United States Senator
September 19, 2002
Thank you Senator Kohl for holding this hearing, and thank you for the leadership that you have provided as Chairman of the Antitrust Subcommittee. I commend you for the bipartisan manner in which this Subcommittee operates. Over the years, we have agreed on many issues, disagreed on some others, but this Subcommittee has been productive because we always have been able to work very closely together. I look forward to continuing that work.
Before I get to the rest of my statement, I also would like to thank the Chairman and our witnesses for their flexibility in starting today's hearing a little bit early.

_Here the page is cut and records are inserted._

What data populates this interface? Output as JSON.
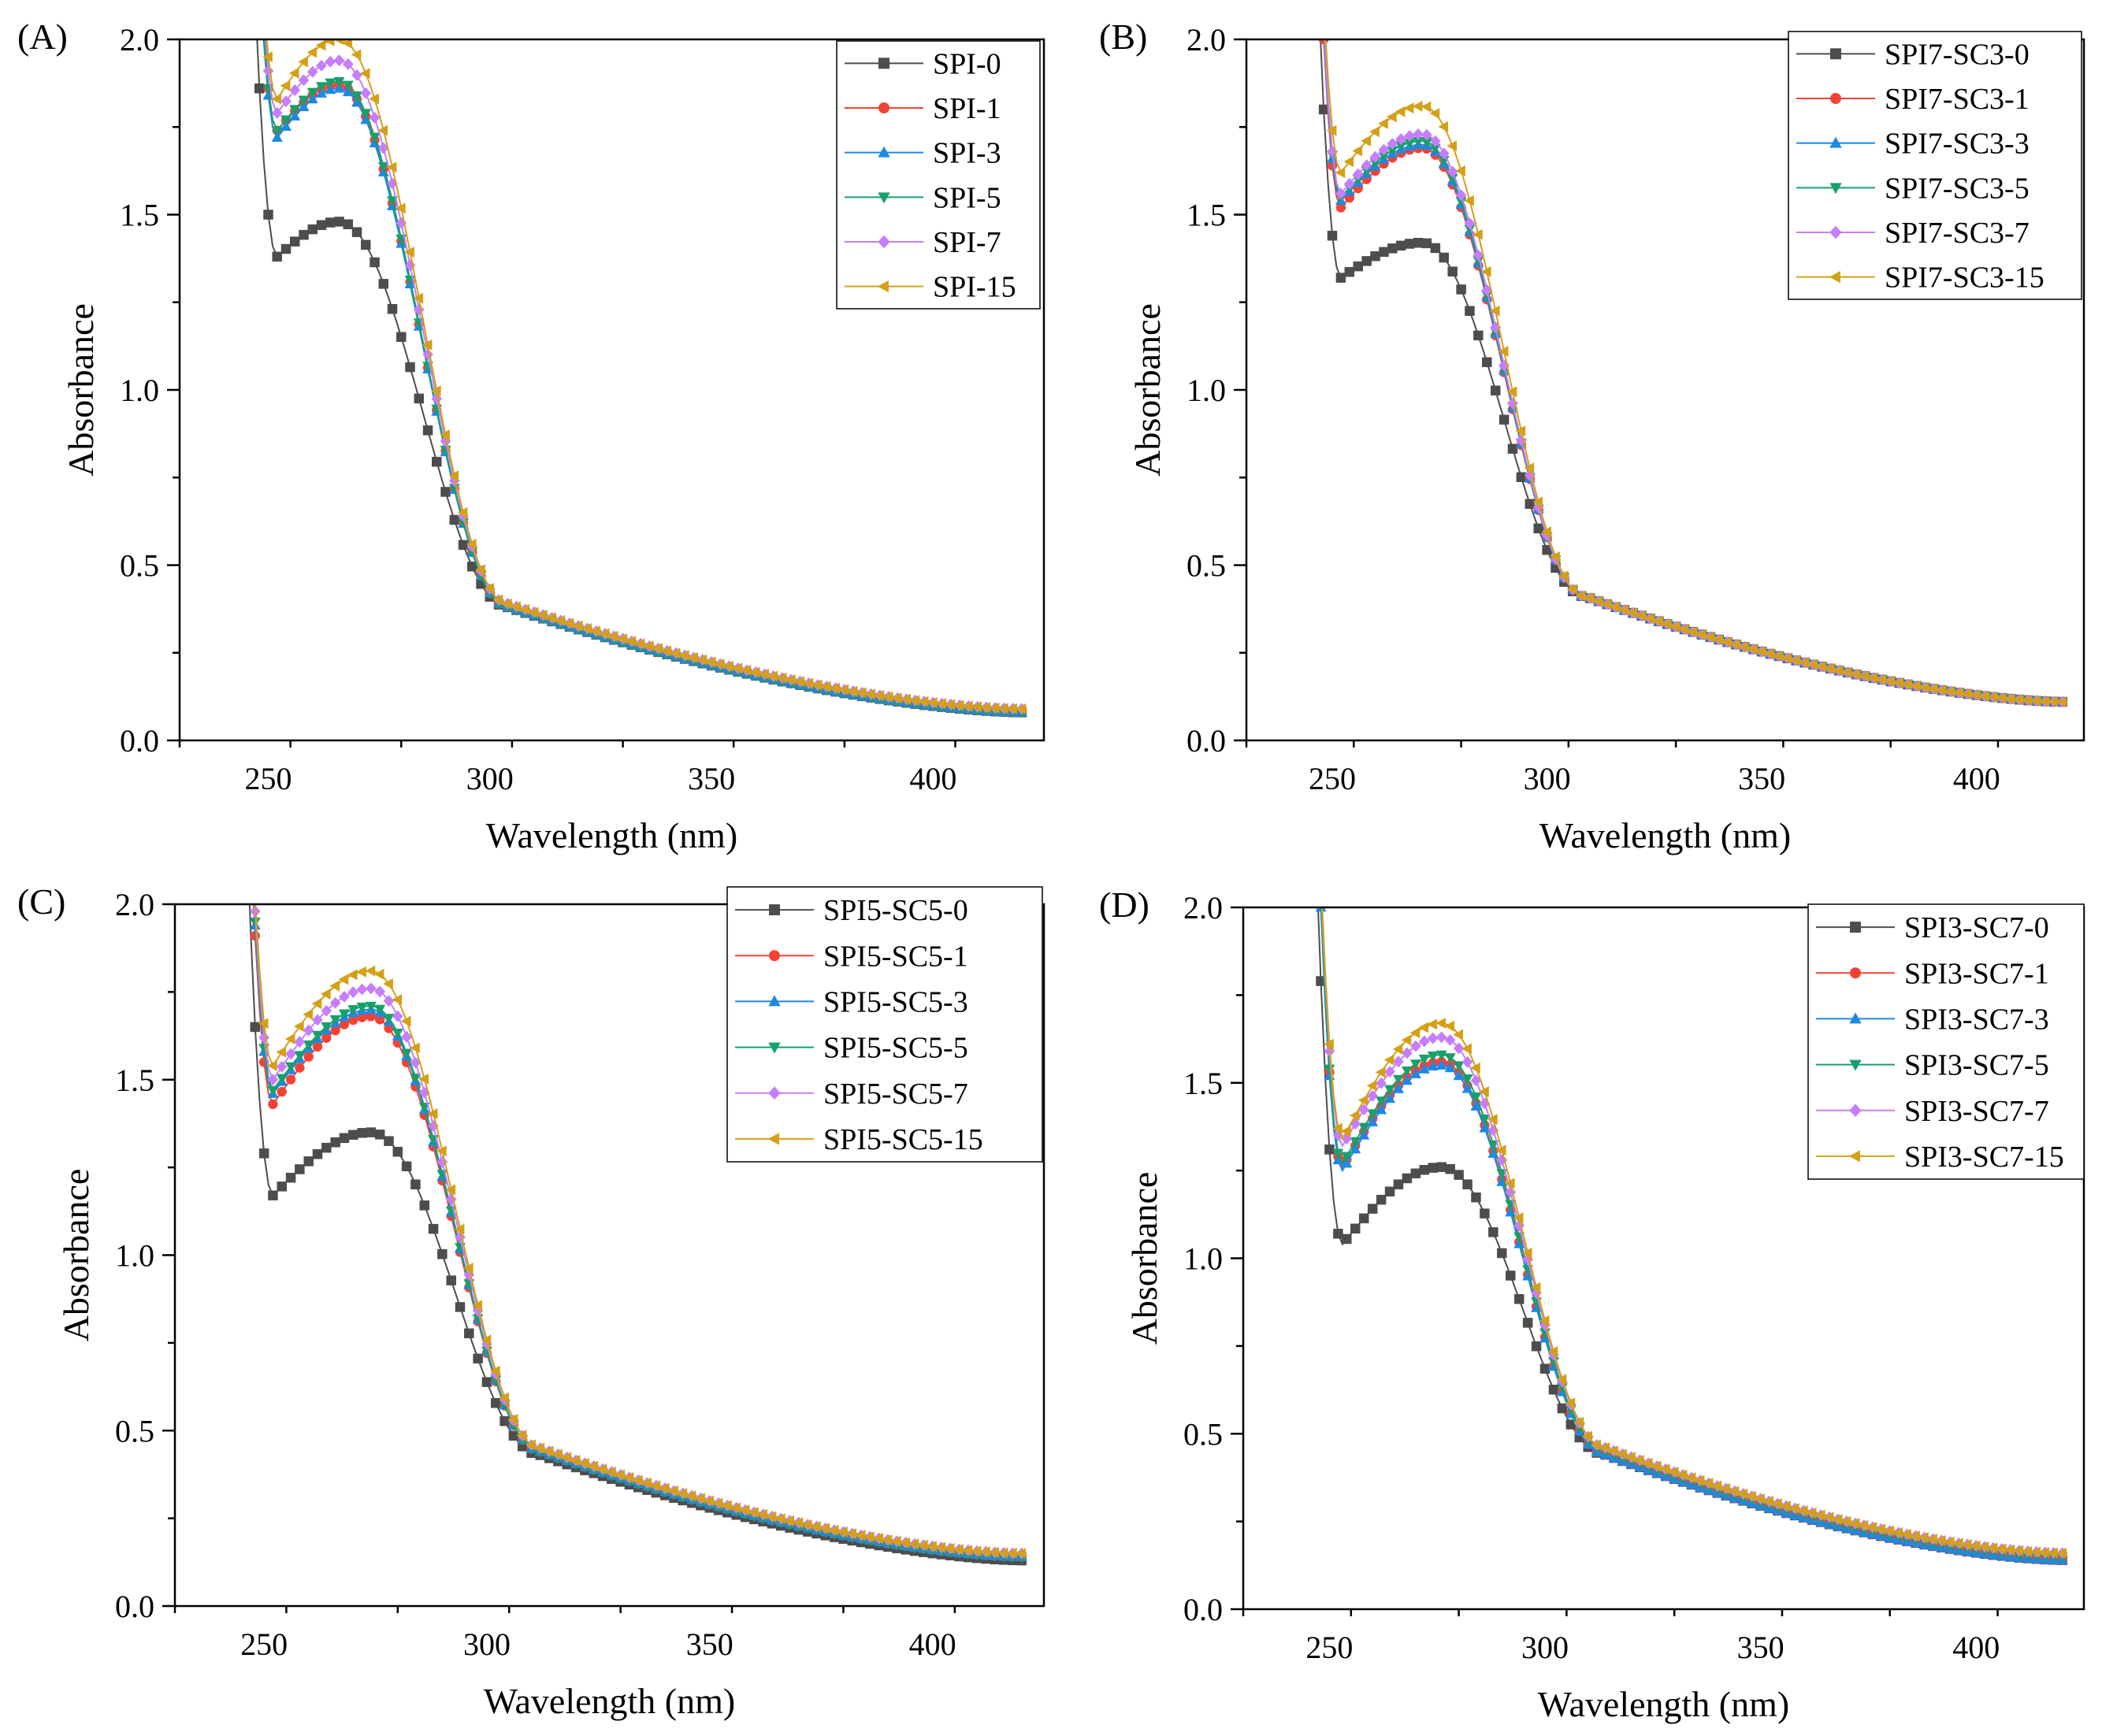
{
  "figure": {
    "panels_layout": "2x2 grid",
    "tick_color": "#000000"
  },
  "chart_data": [
    {
      "type": "line",
      "panel_label": "(A)",
      "xlabel": "Wavelength (nm)",
      "ylabel": "Absorbance",
      "xlim": [
        230,
        425
      ],
      "ylim": [
        0.0,
        2.0
      ],
      "xticks": [
        250,
        300,
        350,
        400
      ],
      "yticks": [
        0.0,
        0.5,
        1.0,
        1.5,
        2.0
      ],
      "ytick_labels": [
        "0.0",
        "0.5",
        "1.0",
        "1.5",
        "2.0"
      ],
      "legend": "top-right",
      "grid": false,
      "params": {
        "min_wl": 252,
        "max_wl": 266
      },
      "series": [
        {
          "name": "SPI-0",
          "color": "#4d4d4d",
          "marker": "square",
          "min": 1.38,
          "max": 1.48,
          "tail": 0.08
        },
        {
          "name": "SPI-1",
          "color": "#f44336",
          "marker": "circle",
          "min": 1.74,
          "max": 1.87,
          "tail": 0.08
        },
        {
          "name": "SPI-3",
          "color": "#1e88e5",
          "marker": "triangle-up",
          "min": 1.72,
          "max": 1.86,
          "tail": 0.08
        },
        {
          "name": "SPI-5",
          "color": "#17a06a",
          "marker": "triangle-down",
          "min": 1.74,
          "max": 1.88,
          "tail": 0.08
        },
        {
          "name": "SPI-7",
          "color": "#c77dff",
          "marker": "diamond",
          "min": 1.79,
          "max": 1.94,
          "tail": 0.09
        },
        {
          "name": "SPI-15",
          "color": "#d4a017",
          "marker": "triangle-left",
          "min": 1.83,
          "max": 2.0,
          "tail": 0.09
        }
      ]
    },
    {
      "type": "line",
      "panel_label": "(B)",
      "xlabel": "Wavelength (nm)",
      "ylabel": "Absorbance",
      "xlim": [
        230,
        425
      ],
      "ylim": [
        0.0,
        2.0
      ],
      "xticks": [
        250,
        300,
        350,
        400
      ],
      "yticks": [
        0.0,
        0.5,
        1.0,
        1.5,
        2.0
      ],
      "ytick_labels": [
        "0.0",
        "0.5",
        "1.0",
        "1.5",
        "2.0"
      ],
      "legend": "top-right",
      "grid": false,
      "params": {
        "min_wl": 252,
        "max_wl": 271
      },
      "series": [
        {
          "name": "SPI7-SC3-0",
          "color": "#4d4d4d",
          "marker": "square",
          "min": 1.32,
          "max": 1.42,
          "tail": 0.11
        },
        {
          "name": "SPI7-SC3-1",
          "color": "#f44336",
          "marker": "circle",
          "min": 1.52,
          "max": 1.69,
          "tail": 0.11
        },
        {
          "name": "SPI7-SC3-3",
          "color": "#1e88e5",
          "marker": "triangle-up",
          "min": 1.54,
          "max": 1.7,
          "tail": 0.11
        },
        {
          "name": "SPI7-SC3-5",
          "color": "#17a06a",
          "marker": "triangle-down",
          "min": 1.55,
          "max": 1.71,
          "tail": 0.11
        },
        {
          "name": "SPI7-SC3-7",
          "color": "#c77dff",
          "marker": "diamond",
          "min": 1.56,
          "max": 1.73,
          "tail": 0.11
        },
        {
          "name": "SPI7-SC3-15",
          "color": "#d4a017",
          "marker": "triangle-left",
          "min": 1.62,
          "max": 1.81,
          "tail": 0.11
        }
      ]
    },
    {
      "type": "line",
      "panel_label": "(C)",
      "xlabel": "Wavelength (nm)",
      "ylabel": "Absorbance",
      "xlim": [
        230,
        425
      ],
      "ylim": [
        0.0,
        2.0
      ],
      "xticks": [
        250,
        300,
        350,
        400
      ],
      "yticks": [
        0.0,
        0.5,
        1.0,
        1.5,
        2.0
      ],
      "ytick_labels": [
        "0.0",
        "0.5",
        "1.0",
        "1.5",
        "2.0"
      ],
      "legend": "top-right",
      "grid": false,
      "params": {
        "min_wl": 252,
        "max_wl": 274
      },
      "series": [
        {
          "name": "SPI5-SC5-0",
          "color": "#4d4d4d",
          "marker": "square",
          "min": 1.17,
          "max": 1.35,
          "tail": 0.13
        },
        {
          "name": "SPI5-SC5-1",
          "color": "#f44336",
          "marker": "circle",
          "min": 1.43,
          "max": 1.68,
          "tail": 0.14
        },
        {
          "name": "SPI5-SC5-3",
          "color": "#1e88e5",
          "marker": "triangle-up",
          "min": 1.46,
          "max": 1.7,
          "tail": 0.14
        },
        {
          "name": "SPI5-SC5-5",
          "color": "#17a06a",
          "marker": "triangle-down",
          "min": 1.47,
          "max": 1.71,
          "tail": 0.14
        },
        {
          "name": "SPI5-SC5-7",
          "color": "#c77dff",
          "marker": "diamond",
          "min": 1.5,
          "max": 1.76,
          "tail": 0.15
        },
        {
          "name": "SPI5-SC5-15",
          "color": "#d4a017",
          "marker": "triangle-left",
          "min": 1.54,
          "max": 1.81,
          "tail": 0.15
        }
      ]
    },
    {
      "type": "line",
      "panel_label": "(D)",
      "xlabel": "Wavelength (nm)",
      "ylabel": "Absorbance",
      "xlim": [
        230,
        425
      ],
      "ylim": [
        0.0,
        2.0
      ],
      "xticks": [
        250,
        300,
        350,
        400
      ],
      "yticks": [
        0.0,
        0.5,
        1.0,
        1.5,
        2.0
      ],
      "ytick_labels": [
        "0.0",
        "0.5",
        "1.0",
        "1.5",
        "2.0"
      ],
      "legend": "top-right",
      "grid": false,
      "params": {
        "min_wl": 253,
        "max_wl": 276
      },
      "series": [
        {
          "name": "SPI3-SC7-0",
          "color": "#4d4d4d",
          "marker": "square",
          "min": 1.04,
          "max": 1.26,
          "tail": 0.14
        },
        {
          "name": "SPI3-SC7-1",
          "color": "#f44336",
          "marker": "circle",
          "min": 1.26,
          "max": 1.56,
          "tail": 0.14
        },
        {
          "name": "SPI3-SC7-3",
          "color": "#1e88e5",
          "marker": "triangle-up",
          "min": 1.25,
          "max": 1.55,
          "tail": 0.14
        },
        {
          "name": "SPI3-SC7-5",
          "color": "#17a06a",
          "marker": "triangle-down",
          "min": 1.27,
          "max": 1.58,
          "tail": 0.15
        },
        {
          "name": "SPI3-SC7-7",
          "color": "#c77dff",
          "marker": "diamond",
          "min": 1.32,
          "max": 1.63,
          "tail": 0.16
        },
        {
          "name": "SPI3-SC7-15",
          "color": "#d4a017",
          "marker": "triangle-left",
          "min": 1.34,
          "max": 1.67,
          "tail": 0.16
        }
      ]
    }
  ]
}
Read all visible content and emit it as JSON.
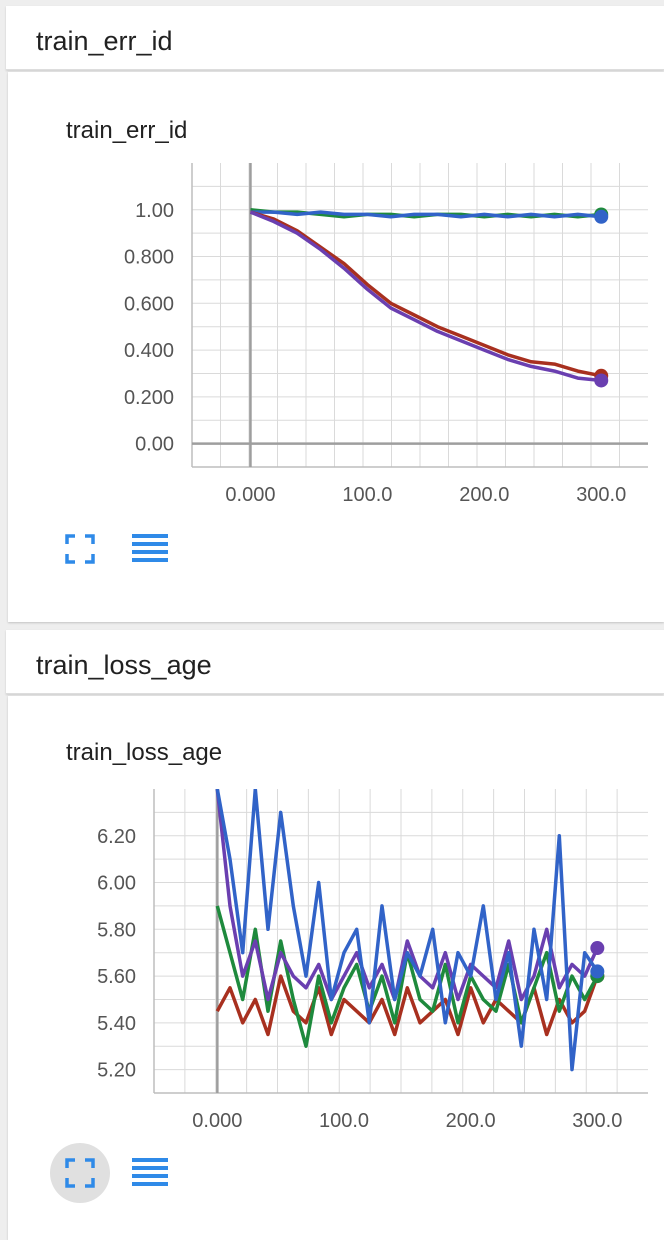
{
  "sections": [
    {
      "header": "train_err_id",
      "card_title": "train_err_id",
      "buttons": {
        "expand_icon": "fullscreen-icon",
        "data_icon": "list-icon"
      }
    },
    {
      "header": "train_loss_age",
      "card_title": "train_loss_age",
      "buttons": {
        "expand_icon": "fullscreen-icon",
        "data_icon": "list-icon"
      }
    }
  ],
  "colors": {
    "accent": "#2f8ae8",
    "grid": "#dadada",
    "axis": "#9e9e9e"
  },
  "chart_data": [
    {
      "type": "line",
      "title": "train_err_id",
      "xlabel": "",
      "ylabel": "",
      "xlim": [
        -50,
        340
      ],
      "ylim": [
        -0.1,
        1.2
      ],
      "x_ticks": [
        0,
        100,
        200,
        300
      ],
      "x_tick_labels": [
        "0.000",
        "100.0",
        "200.0",
        "300.0"
      ],
      "y_ticks": [
        0,
        0.2,
        0.4,
        0.6,
        0.8,
        1.0
      ],
      "y_tick_labels": [
        "0.00",
        "0.200",
        "0.400",
        "0.600",
        "0.800",
        "1.00"
      ],
      "grid": true,
      "series": [
        {
          "color": "#1e8a3d",
          "x": [
            0,
            20,
            40,
            60,
            80,
            100,
            120,
            140,
            160,
            180,
            200,
            220,
            240,
            260,
            280,
            300
          ],
          "y": [
            1.0,
            0.99,
            0.99,
            0.98,
            0.97,
            0.98,
            0.98,
            0.97,
            0.98,
            0.98,
            0.97,
            0.98,
            0.97,
            0.98,
            0.97,
            0.98
          ]
        },
        {
          "color": "#3163c8",
          "x": [
            0,
            20,
            40,
            60,
            80,
            100,
            120,
            140,
            160,
            180,
            200,
            220,
            240,
            260,
            280,
            300
          ],
          "y": [
            0.99,
            0.99,
            0.98,
            0.99,
            0.98,
            0.98,
            0.97,
            0.98,
            0.98,
            0.97,
            0.98,
            0.97,
            0.98,
            0.97,
            0.98,
            0.97
          ]
        },
        {
          "color": "#a8301f",
          "x": [
            0,
            20,
            40,
            60,
            80,
            100,
            120,
            140,
            160,
            180,
            200,
            220,
            240,
            260,
            280,
            300
          ],
          "y": [
            0.99,
            0.96,
            0.91,
            0.84,
            0.77,
            0.68,
            0.6,
            0.55,
            0.5,
            0.46,
            0.42,
            0.38,
            0.35,
            0.34,
            0.31,
            0.29
          ]
        },
        {
          "color": "#6a3fb0",
          "x": [
            0,
            20,
            40,
            60,
            80,
            100,
            120,
            140,
            160,
            180,
            200,
            220,
            240,
            260,
            280,
            300
          ],
          "y": [
            0.99,
            0.95,
            0.9,
            0.83,
            0.75,
            0.66,
            0.58,
            0.53,
            0.48,
            0.44,
            0.4,
            0.36,
            0.33,
            0.31,
            0.28,
            0.27
          ]
        }
      ]
    },
    {
      "type": "line",
      "title": "train_loss_age",
      "xlabel": "",
      "ylabel": "",
      "xlim": [
        -50,
        340
      ],
      "ylim": [
        5.1,
        6.4
      ],
      "x_ticks": [
        0,
        100,
        200,
        300
      ],
      "x_tick_labels": [
        "0.000",
        "100.0",
        "200.0",
        "300.0"
      ],
      "y_ticks": [
        5.2,
        5.4,
        5.6,
        5.8,
        6.0,
        6.2
      ],
      "y_tick_labels": [
        "5.20",
        "5.40",
        "5.60",
        "5.80",
        "6.00",
        "6.20"
      ],
      "grid": true,
      "series": [
        {
          "color": "#a8301f",
          "x": [
            0,
            10,
            20,
            30,
            40,
            50,
            60,
            70,
            80,
            90,
            100,
            110,
            120,
            130,
            140,
            150,
            160,
            170,
            180,
            190,
            200,
            210,
            220,
            230,
            240,
            250,
            260,
            270,
            280,
            290,
            300
          ],
          "y": [
            5.45,
            5.55,
            5.4,
            5.5,
            5.35,
            5.6,
            5.45,
            5.4,
            5.55,
            5.35,
            5.5,
            5.45,
            5.4,
            5.5,
            5.35,
            5.55,
            5.4,
            5.45,
            5.5,
            5.35,
            5.55,
            5.4,
            5.5,
            5.45,
            5.4,
            5.55,
            5.35,
            5.5,
            5.4,
            5.45,
            5.6
          ]
        },
        {
          "color": "#1e8a3d",
          "x": [
            0,
            10,
            20,
            30,
            40,
            50,
            60,
            70,
            80,
            90,
            100,
            110,
            120,
            130,
            140,
            150,
            160,
            170,
            180,
            190,
            200,
            210,
            220,
            230,
            240,
            250,
            260,
            270,
            280,
            290,
            300
          ],
          "y": [
            5.9,
            5.7,
            5.5,
            5.8,
            5.45,
            5.75,
            5.5,
            5.3,
            5.6,
            5.4,
            5.55,
            5.65,
            5.45,
            5.6,
            5.4,
            5.7,
            5.5,
            5.45,
            5.65,
            5.4,
            5.6,
            5.5,
            5.45,
            5.65,
            5.4,
            5.55,
            5.7,
            5.45,
            5.6,
            5.5,
            5.6
          ]
        },
        {
          "color": "#6a3fb0",
          "x": [
            0,
            10,
            20,
            30,
            40,
            50,
            60,
            70,
            80,
            90,
            100,
            110,
            120,
            130,
            140,
            150,
            160,
            170,
            180,
            190,
            200,
            210,
            220,
            230,
            240,
            250,
            260,
            270,
            280,
            290,
            300
          ],
          "y": [
            6.4,
            5.9,
            5.6,
            5.75,
            5.5,
            5.7,
            5.6,
            5.55,
            5.65,
            5.5,
            5.6,
            5.7,
            5.55,
            5.65,
            5.5,
            5.75,
            5.6,
            5.55,
            5.7,
            5.5,
            5.65,
            5.6,
            5.55,
            5.75,
            5.5,
            5.6,
            5.8,
            5.55,
            5.65,
            5.6,
            5.72
          ]
        },
        {
          "color": "#3163c8",
          "x": [
            0,
            10,
            20,
            30,
            40,
            50,
            60,
            70,
            80,
            90,
            100,
            110,
            120,
            130,
            140,
            150,
            160,
            170,
            180,
            190,
            200,
            210,
            220,
            230,
            240,
            250,
            260,
            270,
            280,
            290,
            300
          ],
          "y": [
            6.4,
            6.1,
            5.7,
            6.4,
            5.8,
            6.3,
            5.9,
            5.6,
            6.0,
            5.5,
            5.7,
            5.8,
            5.4,
            5.9,
            5.5,
            5.7,
            5.6,
            5.8,
            5.4,
            5.7,
            5.6,
            5.9,
            5.5,
            5.7,
            5.3,
            5.8,
            5.5,
            6.2,
            5.2,
            5.7,
            5.62
          ]
        }
      ]
    }
  ]
}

I am going to have to leave shortly to attend an Intelligence Committee hearing shortly, but I wanted to be here to give a brief statement because vigorous antitrust enforcement is a critical part of our economic system, and oversight is a key responsibility of this Subcommittee.
We are pleased to welcome Assistant Attorney General Charles James of the Antitrust Division and Chairman Tim Muris of the Federal Trade Commission to the hearing today. I appreciate the leadership that you both have provided to your respective agencies, and I look forward to continuing our work together, as we have worked with the Antitrust Division and the FTC in the past.
This oversight hearing is taking place in a different economic environment than we had at our last oversight hearing. In fact, ever since Senator Kohl and I began serving on the Antitrust Subcommittee back in 1997, the economy had been in the midst of a tremendous wave of mergers and consolidation. Today, that wave has, to some extent, abated.
Nonetheless, as Senator Kohl has stated, vigorous antitrust enforcement remains vitally important to creating and maintaining a competitive environment that will benefit our economy. In fact, in these times of corporate scandal and economic uncertainty, it is even more important that companies compete vigorously, effectively, and fairly.
The Antitrust Division and the FTC are, of course, essential to making sure that happens, and I join Senator Kohl in urging both agencies to continue actively enforcing our antitrust laws -- something I know you both agree is quite important.
I'd like to briefly address two issues that I feel are particularly important. The first is the ongoing consolidation that we are seeing in the entertainment, news, and media industries. I have expressed concern about concentration in these industries in the past, and I remain concerned about it today. This concentration raises particularly important public policy questions that go beyond the traditional antitrust analysis.
The consolidation in the entertainment, news, and media industries has left more and more voices under the control of fewer and fewer media owners. This leaves citizens with fewer sources of the information and news that are necessary in a vibrant and open marketplace of ideas. Senator Kohl and I are planning to hold a hearing to examine this issue, probably early next year, and I look forward to working on this important issue in the Subcommittee.
My second area of concern is in the area of civil, non-merger enforcement. I think that as we have seen a decline in the number of mergers, we are seeing an increasing number of firms turning to joint ventures or other joint conduct instead.
While such arrangements differ from full-fledged mergers, they often have significant competitive impact, and require similar, vigorous scrutiny from the antitrust agencies.
Since these arrangements do not fall under the auspices of the Hart-Scott-Rodino Act, the agencies are not required to examine them under the statutory merger timelines. Despite the lack of statutory timelines, it is important that the agencies review these arrangements within reasonable time periods, without of course sacrificing careful, thorough, economically sound analysis.
Mr. Chairman, I look forward to working with you and the rest of this Subcommittee, and our witnesses, to ensure that such enforcement will continue. Thank you, Mr. Chairman.